John Robert Cozens, Lake of Albano and Castel Gandolfo (1777) sold at auction in 2010 for £2.4 million)

But there is another reason why Cozens had come to the attention of Thomas Monro and that was because of the good doctor’s day job as Chief Physician at Bethlem Royal Hospital for Lunaticks. At 42, Cozens had suffered a nervous breakdown, severe enough, Monro determined, to require admission. So, while Turner and Girtin were emulating Cozen’s work in one room of the doctor’s home, the artist himself, was confined to another, ‘Paralytic to a degree that incapacitated him,’ his family facing financial ruin and forced to rely on friends and patrons, like Monro, for support. In the light of Cozen’s circumstances, the doctor’s apparent act of philanthropy is compromising, to say the least.
‘Bedlam,’ as it was known, was pretty well a family business for Doctor Monro. His father and grandfather had been Chief Physicians before him and the Monros had amassed a deal of wealth as a consequence. By the time Cozens was placed under Monro’s care, the public visits that had made the asylum notorious had stopped, but treatment still included beating, blood-letting, purgatives, the raising of blisters and restraint. Monro’s philosophy was that medication was not necessarily the answer and that ‘seclusion, diet and moral management’ were more important – his way of justifying the fact, perhaps, that his patients slept on straw and were locked in their cells for fifteen hours a day. Lodged safely at Adelphi Terrace, Cozens would have escaped the treament meted out to Doctor Monro’s other patients, but nevertheless, within three years, ‘the greatest genius that ever touched landscape’ was dead.
Come the new century, as Bedlam crumbled through neglect, Dr Munro took in a new inmate by the name of Mary Turner. Her son, his former tutee and by now, a well-known artist, with the means to pay for her care, washed his hands of her instead. With the rest of the family pleading poverty, Munro chose to look the other way, too and Mary received little attention whilst confined. She was eventually diagnosed as incurable and discharged, but as the family refused to have her back, she remained locked away.
Mary Turner died, alone and in squalor, a year later. By then, her son was comfortably ensconced in rooms in Harley Street while his father, son and mistress shared a house just around the corner.

Doctor Monro went on to attend King George III during his second illness (although Queen Charlotte knew enough about the doctor’s bedside manner to ensure that he was no more than an observer). Then, in 1816, following an inquiry into Bethlem Hospital at which he was denounced as ‘wanting in humanity,’ Monro was obliged to resign.
This is a grim story, but to judge eighteenth century morals with a twenty-first century mind is perhaps unhelpful.
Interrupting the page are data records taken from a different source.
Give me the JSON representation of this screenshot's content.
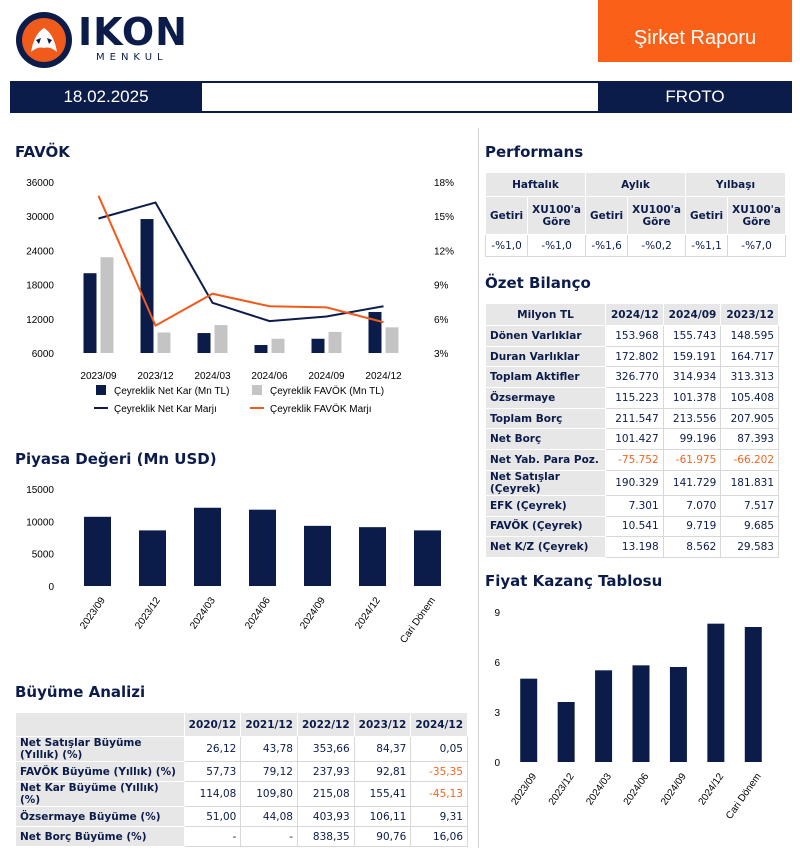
{
  "brand": {
    "name": "IKON",
    "sub": "MENKUL"
  },
  "header": {
    "report_label": "Şirket Raporu",
    "date": "18.02.2025",
    "ticker": "FROTO"
  },
  "colors": {
    "navy": "#0c1c4a",
    "orange": "#f05a1a",
    "gray": "#c4c4c4"
  },
  "favok": {
    "title": "FAVÖK",
    "chart_data": {
      "type": "bar",
      "categories": [
        "2023/09",
        "2023/12",
        "2024/03",
        "2024/06",
        "2024/09",
        "2024/12"
      ],
      "series": [
        {
          "name": "Çeyreklik Net Kar (Mn TL)",
          "type": "bar",
          "axis": "left",
          "values": [
            20000,
            29500,
            9500,
            7400,
            8500,
            13200
          ]
        },
        {
          "name": "Çeyreklik FAVÖK (Mn TL)",
          "type": "bar",
          "axis": "left",
          "values": [
            22800,
            9600,
            10900,
            8500,
            9700,
            10500
          ]
        },
        {
          "name": "Çeyreklik Net Kar Marjı",
          "type": "line",
          "axis": "right",
          "values": [
            14.8,
            16.2,
            7.4,
            5.8,
            6.2,
            7.1
          ]
        },
        {
          "name": "Çeyreklik FAVÖK Marjı",
          "type": "line",
          "axis": "right",
          "values": [
            16.8,
            5.4,
            8.2,
            7.1,
            7.0,
            5.7
          ]
        }
      ],
      "ylim_left": [
        6000,
        36000
      ],
      "yticks_left": [
        "36000",
        "30000",
        "24000",
        "18000",
        "12000",
        "6000"
      ],
      "ylim_right": [
        3,
        18
      ],
      "yticks_right": [
        "18%",
        "15%",
        "12%",
        "9%",
        "6%",
        "3%"
      ],
      "legend": "bottom"
    }
  },
  "piyasa": {
    "title": "Piyasa Değeri (Mn USD)",
    "chart_data": {
      "type": "bar",
      "categories": [
        "2023/09",
        "2023/12",
        "2024/03",
        "2024/06",
        "2024/09",
        "2024/12",
        "Cari Dönem"
      ],
      "values": [
        10700,
        8600,
        12100,
        11800,
        9300,
        9100,
        8600
      ],
      "ylim": [
        0,
        15000
      ],
      "yticks": [
        "15000",
        "10000",
        "5000",
        "0"
      ]
    }
  },
  "buyume": {
    "title": "Büyüme Analizi",
    "headers": [
      "2020/12",
      "2021/12",
      "2022/12",
      "2023/12",
      "2024/12"
    ],
    "rows": [
      {
        "label": "Net Satışlar Büyüme (Yıllık) (%)",
        "values": [
          "26,12",
          "43,78",
          "353,66",
          "84,37",
          "0,05"
        ]
      },
      {
        "label": "FAVÖK Büyüme (Yıllık) (%)",
        "values": [
          "57,73",
          "79,12",
          "237,93",
          "92,81",
          "-35,35"
        ]
      },
      {
        "label": "Net Kar Büyüme (Yıllık) (%)",
        "values": [
          "114,08",
          "109,80",
          "215,08",
          "155,41",
          "-45,13"
        ]
      },
      {
        "label": "Özsermaye Büyüme (%)",
        "values": [
          "51,00",
          "44,08",
          "403,93",
          "106,11",
          "9,31"
        ]
      },
      {
        "label": "Net Borç Büyüme (%)",
        "values": [
          "-",
          "-",
          "838,35",
          "90,76",
          "16,06"
        ]
      }
    ]
  },
  "performans": {
    "title": "Performans",
    "groups": [
      "Haftalık",
      "Aylık",
      "Yılbaşı"
    ],
    "sub": [
      "Getiri",
      "XU100'a Göre",
      "Getiri",
      "XU100'a Göre",
      "Getiri",
      "XU100'a Göre"
    ],
    "values": [
      "-%1,0",
      "-%1,0",
      "-%1,6",
      "-%0,2",
      "-%1,1",
      "-%7,0"
    ]
  },
  "bilanco": {
    "title": "Özet Bilanço",
    "headers": [
      "Milyon TL",
      "2024/12",
      "2024/09",
      "2023/12"
    ],
    "rows": [
      {
        "label": "Dönen Varlıklar",
        "values": [
          "153.968",
          "155.743",
          "148.595"
        ]
      },
      {
        "label": "Duran Varlıklar",
        "values": [
          "172.802",
          "159.191",
          "164.717"
        ]
      },
      {
        "label": "Toplam Aktifler",
        "values": [
          "326.770",
          "314.934",
          "313.313"
        ]
      },
      {
        "label": "Özsermaye",
        "values": [
          "115.223",
          "101.378",
          "105.408"
        ]
      },
      {
        "label": "Toplam Borç",
        "values": [
          "211.547",
          "213.556",
          "207.905"
        ]
      },
      {
        "label": "Net Borç",
        "values": [
          "101.427",
          "99.196",
          "87.393"
        ]
      },
      {
        "label": "Net Yab. Para Poz.",
        "values": [
          "-75.752",
          "-61.975",
          "-66.202"
        ]
      },
      {
        "label": "Net Satışlar (Çeyrek)",
        "values": [
          "190.329",
          "141.729",
          "181.831"
        ]
      },
      {
        "label": "EFK (Çeyrek)",
        "values": [
          "7.301",
          "7.070",
          "7.517"
        ]
      },
      {
        "label": "FAVÖK (Çeyrek)",
        "values": [
          "10.541",
          "9.719",
          "9.685"
        ]
      },
      {
        "label": "Net K/Z (Çeyrek)",
        "values": [
          "13.198",
          "8.562",
          "29.583"
        ]
      }
    ]
  },
  "fk": {
    "title": "Fiyat Kazanç Tablosu",
    "chart_data": {
      "type": "bar",
      "categories": [
        "2023/09",
        "2023/12",
        "2024/03",
        "2024/06",
        "2024/09",
        "2024/12",
        "Cari Dönem"
      ],
      "values": [
        5.0,
        3.6,
        5.5,
        5.8,
        5.7,
        8.3,
        8.1
      ],
      "ylim": [
        0,
        9
      ],
      "yticks": [
        "9",
        "6",
        "3",
        "0"
      ]
    }
  }
}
We may have the benefit of two hundred more years of hindsight than the Georgians of Britain, but are we not still wrestling with the ways in which we treat one another? Perhaps our values don’t change that much; only our scapegoats.
As for the great JMW Turner, I picture him in a lamplit room at 8 Adelphi Terrace on a Friday night with a bowl of oysters, his pencil and paints at his side and a John Robert Cozens sketch before him, keenly aware, as he gazes at the efforts of that ‘enchanted’ eye and hand, that good health, sanity -even life itself – hang by a thread and his work, the only salvation.